學生們哈哈大笑,一向冷淡的謝覺梅也忍俊不禁。

公鴨嗓嘆了口氣,很是失望:“我還以為您能教我們造槍呢,我父親常在家裏罵,就為找美國人和俄國人要那幾桿槍,白受他們那麽多鳥氣。”

劉瑉之摸摸他的頭。

“槍械制造其實不難,難得是標準化、規模化。若你們真有興趣,我下回來講這個。”

“好啊好啊!”

"劉先生一定還要來!"

“好,一定來。”

得了允,學生們紛紛散了。

那公鴨嗓的男學生被叫先生叫走訓話,謝覺梅指揮其他人搬桌子,將講堂恢覆原樣。

結束了。

劉瑉之重斂心神,走出講堂。

“劉先生。”

劉瑉之一顫,和來人對上目光。

她今日穿的是一身黑白裙裝,上衣是舊式斜襟的扣子,腰身寬大,反叫人顯得更加纖細,黑色的長裙一直遮到腳踝,只露出一點鞋跟。

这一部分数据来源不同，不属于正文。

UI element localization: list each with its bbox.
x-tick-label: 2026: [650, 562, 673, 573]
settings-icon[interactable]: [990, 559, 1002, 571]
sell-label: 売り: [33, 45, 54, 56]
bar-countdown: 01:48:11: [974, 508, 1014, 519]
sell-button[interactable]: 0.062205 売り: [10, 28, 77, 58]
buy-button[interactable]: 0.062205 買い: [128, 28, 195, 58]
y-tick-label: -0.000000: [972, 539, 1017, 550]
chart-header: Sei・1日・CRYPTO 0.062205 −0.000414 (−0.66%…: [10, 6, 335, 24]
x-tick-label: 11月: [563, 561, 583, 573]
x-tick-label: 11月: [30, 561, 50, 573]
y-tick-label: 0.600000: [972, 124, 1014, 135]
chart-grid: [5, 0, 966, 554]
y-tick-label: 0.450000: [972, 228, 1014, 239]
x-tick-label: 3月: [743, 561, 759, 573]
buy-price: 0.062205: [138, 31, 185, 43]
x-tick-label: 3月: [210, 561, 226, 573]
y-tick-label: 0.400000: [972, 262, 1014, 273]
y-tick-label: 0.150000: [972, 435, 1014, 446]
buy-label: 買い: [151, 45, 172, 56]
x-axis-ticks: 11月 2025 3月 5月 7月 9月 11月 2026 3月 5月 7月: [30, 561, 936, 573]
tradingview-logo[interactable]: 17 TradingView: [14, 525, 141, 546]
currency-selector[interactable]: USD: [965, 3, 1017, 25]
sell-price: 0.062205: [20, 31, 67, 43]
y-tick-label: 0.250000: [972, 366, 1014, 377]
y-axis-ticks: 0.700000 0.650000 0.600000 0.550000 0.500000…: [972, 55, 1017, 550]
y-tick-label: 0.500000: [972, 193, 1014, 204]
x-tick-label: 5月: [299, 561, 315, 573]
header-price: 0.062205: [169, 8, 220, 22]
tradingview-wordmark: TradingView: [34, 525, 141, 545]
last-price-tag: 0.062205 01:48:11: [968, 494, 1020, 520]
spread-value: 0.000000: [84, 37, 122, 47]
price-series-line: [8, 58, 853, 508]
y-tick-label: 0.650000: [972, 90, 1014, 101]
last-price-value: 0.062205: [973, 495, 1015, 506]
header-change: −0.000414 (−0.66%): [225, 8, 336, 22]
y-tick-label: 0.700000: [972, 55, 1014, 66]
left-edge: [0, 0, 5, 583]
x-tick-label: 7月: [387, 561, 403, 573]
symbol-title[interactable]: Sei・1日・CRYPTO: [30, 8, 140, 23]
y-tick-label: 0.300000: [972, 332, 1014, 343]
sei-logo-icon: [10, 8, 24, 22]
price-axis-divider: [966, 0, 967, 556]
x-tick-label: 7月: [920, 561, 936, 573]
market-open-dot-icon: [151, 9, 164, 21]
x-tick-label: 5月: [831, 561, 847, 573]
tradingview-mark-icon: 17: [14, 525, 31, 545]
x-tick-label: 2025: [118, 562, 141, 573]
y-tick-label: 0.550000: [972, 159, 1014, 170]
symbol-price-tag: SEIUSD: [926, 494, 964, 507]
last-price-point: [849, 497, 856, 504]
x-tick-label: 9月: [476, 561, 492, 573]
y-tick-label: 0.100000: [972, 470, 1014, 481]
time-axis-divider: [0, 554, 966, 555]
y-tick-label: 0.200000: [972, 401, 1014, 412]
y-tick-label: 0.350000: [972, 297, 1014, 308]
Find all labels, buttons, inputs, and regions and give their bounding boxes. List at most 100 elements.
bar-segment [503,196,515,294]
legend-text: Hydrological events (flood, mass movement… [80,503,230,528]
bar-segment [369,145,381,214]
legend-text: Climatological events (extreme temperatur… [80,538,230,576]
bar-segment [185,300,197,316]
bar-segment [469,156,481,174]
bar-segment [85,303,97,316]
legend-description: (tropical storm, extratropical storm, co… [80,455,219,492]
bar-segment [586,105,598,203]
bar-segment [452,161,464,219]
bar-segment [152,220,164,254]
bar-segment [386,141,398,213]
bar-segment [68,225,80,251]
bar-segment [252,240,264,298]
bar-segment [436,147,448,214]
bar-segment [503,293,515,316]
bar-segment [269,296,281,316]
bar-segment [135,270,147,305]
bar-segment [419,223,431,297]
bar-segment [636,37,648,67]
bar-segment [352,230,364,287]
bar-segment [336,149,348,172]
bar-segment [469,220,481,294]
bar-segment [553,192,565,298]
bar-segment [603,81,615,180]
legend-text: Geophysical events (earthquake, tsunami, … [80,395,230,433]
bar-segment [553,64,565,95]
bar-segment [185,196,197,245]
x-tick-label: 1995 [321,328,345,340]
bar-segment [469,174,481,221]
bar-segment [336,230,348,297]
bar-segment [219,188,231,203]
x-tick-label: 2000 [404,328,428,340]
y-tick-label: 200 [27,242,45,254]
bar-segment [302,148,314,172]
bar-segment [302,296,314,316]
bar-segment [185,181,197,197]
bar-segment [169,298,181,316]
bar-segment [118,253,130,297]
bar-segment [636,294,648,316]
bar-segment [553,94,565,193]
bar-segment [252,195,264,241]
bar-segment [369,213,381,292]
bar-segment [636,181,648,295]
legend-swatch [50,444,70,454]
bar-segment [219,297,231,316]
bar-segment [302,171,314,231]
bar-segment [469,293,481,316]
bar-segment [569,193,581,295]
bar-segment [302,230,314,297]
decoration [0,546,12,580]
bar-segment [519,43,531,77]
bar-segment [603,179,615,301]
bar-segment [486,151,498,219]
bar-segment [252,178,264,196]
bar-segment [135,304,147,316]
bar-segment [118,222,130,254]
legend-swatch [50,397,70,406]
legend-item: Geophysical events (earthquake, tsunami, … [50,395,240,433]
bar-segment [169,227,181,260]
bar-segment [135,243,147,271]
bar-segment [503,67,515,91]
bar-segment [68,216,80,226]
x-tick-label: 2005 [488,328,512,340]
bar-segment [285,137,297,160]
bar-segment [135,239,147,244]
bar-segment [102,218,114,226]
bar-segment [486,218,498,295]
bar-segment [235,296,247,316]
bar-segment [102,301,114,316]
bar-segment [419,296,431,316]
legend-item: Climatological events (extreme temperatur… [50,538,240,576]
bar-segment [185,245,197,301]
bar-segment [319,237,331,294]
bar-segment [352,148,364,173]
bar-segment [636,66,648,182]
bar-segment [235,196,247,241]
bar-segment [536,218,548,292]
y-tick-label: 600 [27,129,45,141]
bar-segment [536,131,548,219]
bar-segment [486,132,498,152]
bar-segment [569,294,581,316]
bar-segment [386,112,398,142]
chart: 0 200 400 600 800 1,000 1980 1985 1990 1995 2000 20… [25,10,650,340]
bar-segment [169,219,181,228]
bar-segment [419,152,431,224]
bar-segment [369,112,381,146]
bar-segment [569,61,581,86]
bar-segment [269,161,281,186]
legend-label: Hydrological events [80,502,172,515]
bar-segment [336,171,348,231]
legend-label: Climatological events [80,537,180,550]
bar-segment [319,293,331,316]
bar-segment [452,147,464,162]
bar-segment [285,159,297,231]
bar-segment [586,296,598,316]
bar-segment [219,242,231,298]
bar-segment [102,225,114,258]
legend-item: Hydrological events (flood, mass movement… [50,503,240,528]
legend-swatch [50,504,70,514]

淺棕色長發一絲不茍紮在腦後,顱骨圓潤、飽滿,額頭方窄,臉頰短小,顯得有些幼態,倒像位女學生。

“蘇老師,又見面了。”

蘇湘子瞇起好看的淺棕色眼睛,和他手掌相握。

兩人虎□□碰到一起,又慢慢抽離。

“我還以為蘇老師今日休沐,無緣得見了。”

她笑了笑,沒回答。

“家父請先生們一起用晚餐,劉先生可一定要賞臉。”

劉瑉之手按在胸口,微微彎腰。

“恭敬不如從命。”

路過的學生們好奇地打量他們兩個,蘇湘子帶頭離開。

“晚上定在學校旁邊的徽菜館子吃飯,我帶劉先生認認路。”

“多謝蘇老師。”

兩人並肩走著,中間隔著一個人的距離,劉瑉之生的高,能看到蘇湘子淺棕色的頭頂。

“蘇老師好。”

“蘇老師好。”

蘇湘子矜持地點頭,她人氣高,同她問好的學生太多。

“蘇老師好,蘇老師今天也很漂亮。”

不等蘇湘子訓斥,調皮的男學生泥鰍似的從她與劉瑉之間穿過。

劉瑉之一楞。

蘇湘子輕笑,朝他挨近一些,和他的肩膀只隔著一個拳頭的距離,劉瑉之似乎聞到她頭頂發油的味道。

清新甜美的茉莉香。

穿過人流,來到空曠的操場,茉莉的香氣飄蕩著散了,若有若無,像隨著心意臆想出來的。

“劉先生課講的真好。”

劉瑉之挑眉。

“蘇老師怎麽知道?”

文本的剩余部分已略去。